War die formale Betonung der Schlangenbewegung im 16. Jahrhundert also von der Kunsttheorie verbürgt, erklären Quellen der selben Zeit auch den besonderen Gehalt des Schlangenschwanzes als Symbol für List und Tücke. So zeigt eine Allegorie des Irrglaubens von Antonius Eisenhoit die personifizierte Häresie als schöngewachsenen Frauenakt, der jedoch mit Hirschhufen und Eselsohren sowie den Köpfen eines Drachens und eines Stiers zum Mischwesen mutiert. Neben Bibel, Rosenkranz und Geldbeutel ist ihr ein Mantichor als Begleittier zur Seite gestellt. Von besonderem Interesse ist jedoch der lange Schlangenschwanz, der der Häresie aus dem Steißbein wächst und, zu zwei Rollen gewunden, im rechten Vordergrund in Form einer Pfeilspitze ausläuft. Eine Beischrift erläutert die Bedeutung der einzelnen Motive. Drachenkopf und Stierkopf stünden demnach für Irrlehre und Wildheit, Bibel und Rosenkranz für den erlogenen Gottesnamen und Scheinheiligkeit, der Geldbeutel für Gier. Der Schlangenschwanz schließlich verdeutliche Hinterhalt: „Cauda serpent insidias.“4

Der gerollte Krokodilschwanz auf dem Straßburger Flugblatt mag nur ein Beispiel für die Verzerrung naturkundlichen Wissens auf der populären Ebene des 16. Jahrhunderts sein; tatsächlich folgte auf ihn eine in Antwerpen angefertigte Kopie, auf der das Krokodil jedoch aus einem Gewässer steigt, sodass der Schwanz nicht zu sehen ist. Damit ist nicht nur die offenbar auch von Zeitgenossen für unwahrscheinlich befundene Darstellung eliminiert, sondern zugleich auf die amphibische Lebensweise von Krokodilen hingewiesen. Der Text auf dem Antwerpener Flugblatt beinhaltet denn auch nicht die Geschichte des Drachentöters, sondern eine niederländische Übersetzung des entsprechenden Abschnitts aus Münsters Cosmographia.5 Doch obwohl dieses Flugblatt belegt, dass im 16. Jahrhundert durchaus an der Darstellung von Krokodilen mit gerollten und gewundenen Schwänzen gezweifelt wurde, hielt diese sich, konsolidiert von Kunsttheorie und Symboldenken, mit erstaunlicher Beharrlichkeit.
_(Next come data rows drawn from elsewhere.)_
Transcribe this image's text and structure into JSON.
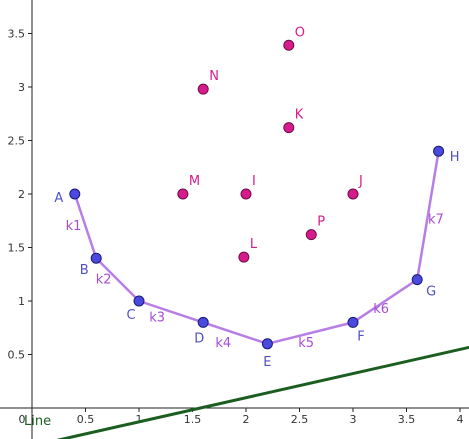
{
  "axes": {
    "x_ticks": [
      "0",
      "0.5",
      "1",
      "1.5",
      "2",
      "2.5",
      "3",
      "3.5",
      "4"
    ],
    "y_ticks": [
      "0.5",
      "1",
      "1.5",
      "2",
      "2.5",
      "3",
      "3.5"
    ],
    "x_tick_values": [
      0,
      0.5,
      1,
      1.5,
      2,
      2.5,
      3,
      3.5,
      4
    ],
    "y_tick_values": [
      0.5,
      1,
      1.5,
      2,
      2.5,
      3,
      3.5
    ]
  },
  "colors": {
    "polyline_points": "#4a4ae0",
    "polyline_labels": "#5050c8",
    "polyline_stroke": "#b77ee6",
    "free_points": "#d81b8c",
    "free_labels": "#d81b8c",
    "segment_labels": "#a64dd6",
    "line": "#1b5e20"
  },
  "polyline_points": [
    {
      "name": "A",
      "x": 0.4,
      "y": 2.0
    },
    {
      "name": "B",
      "x": 0.6,
      "y": 1.4
    },
    {
      "name": "C",
      "x": 1.0,
      "y": 1.0
    },
    {
      "name": "D",
      "x": 1.6,
      "y": 0.8
    },
    {
      "name": "E",
      "x": 2.2,
      "y": 0.6
    },
    {
      "name": "F",
      "x": 3.0,
      "y": 0.8
    },
    {
      "name": "G",
      "x": 3.6,
      "y": 1.2
    },
    {
      "name": "H",
      "x": 3.8,
      "y": 2.4
    }
  ],
  "segments": [
    "k1",
    "k2",
    "k3",
    "k4",
    "k5",
    "k6",
    "k7"
  ],
  "free_points": [
    {
      "name": "I",
      "x": 2.0,
      "y": 2.0
    },
    {
      "name": "J",
      "x": 3.0,
      "y": 2.0
    },
    {
      "name": "K",
      "x": 2.4,
      "y": 2.62
    },
    {
      "name": "L",
      "x": 1.98,
      "y": 1.41
    },
    {
      "name": "M",
      "x": 1.41,
      "y": 2.0
    },
    {
      "name": "N",
      "x": 1.6,
      "y": 2.98
    },
    {
      "name": "O",
      "x": 2.4,
      "y": 3.39
    },
    {
      "name": "P",
      "x": 2.61,
      "y": 1.62
    }
  ],
  "line": {
    "label": "Line",
    "p1": {
      "x": -0.2,
      "y": -0.4
    },
    "p2": {
      "x": 4.1,
      "y": 0.57
    }
  }
}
5. Gessner, Ligozzi und Camerarius

Ihrer Wirkung vermochte sich offenbar auch Konrad Gessner nicht zu entziehen, der den Eintrag über Krokodile in seinem Thierbuch mit zwei Holzschnitten illustrieren ließ, deren größerer ein Nilkrokodil mit einem wenn nicht gerollten, so doch S-förmig nach oben geschnellten Schwanz zeigt. Die Darstellung widerspricht zunächst Gessners Beschreibung der Tiere, die nach einem Überblick über die Nomenklatur in den europäischen Sprachen hauptsächlich antike Kenntnisse über äußere Merkmale, Verhalten, Verbreitung und Fortpflanzung auflistet, um anschließend auch Besonderheiten wie die Nutzbarkeit von Krokodilen in Küche und Pharmazie zu nennen. Unter den Merkmalen betont Gessner insbesondere die harte Panzerung der Krokodile mit Schuppen, die sie annähernd unverletzbar mache und auch den Schwanz überziehe. In der Kompilation aller verfügbaren Quellen bleiben Gessners Ausführungen selten ohne innere Widersprüche, und so bietet auch sein Kapitel über Krokodile einige Ungereimtheiten, denn auf die Beschreibung des Krokodils als panzerstarrendes Geschöpf folgt eine Szene, in der es ebenso grausam wie agil erscheint:

Aber wann die vom Hunger wütend werden/sollen sie sich so grausam erzeigen/daß sie mit einem Schlag ihres Schwanzes auch die allerstärcksten darnieder schlagen/und sie so dann im Grimm aufffressen.1

Auch wenn dieser Passus nicht behauptet, dass Krokodile ihre Schwänze wie auf den Bildern recken und rollen könnten, gibt er einen vagen Hinweis auf die mögliche Verbreitung entsprechender Vorstellungen; sie mag von den zeitgenössischen Bildern angeregt gewesen sein.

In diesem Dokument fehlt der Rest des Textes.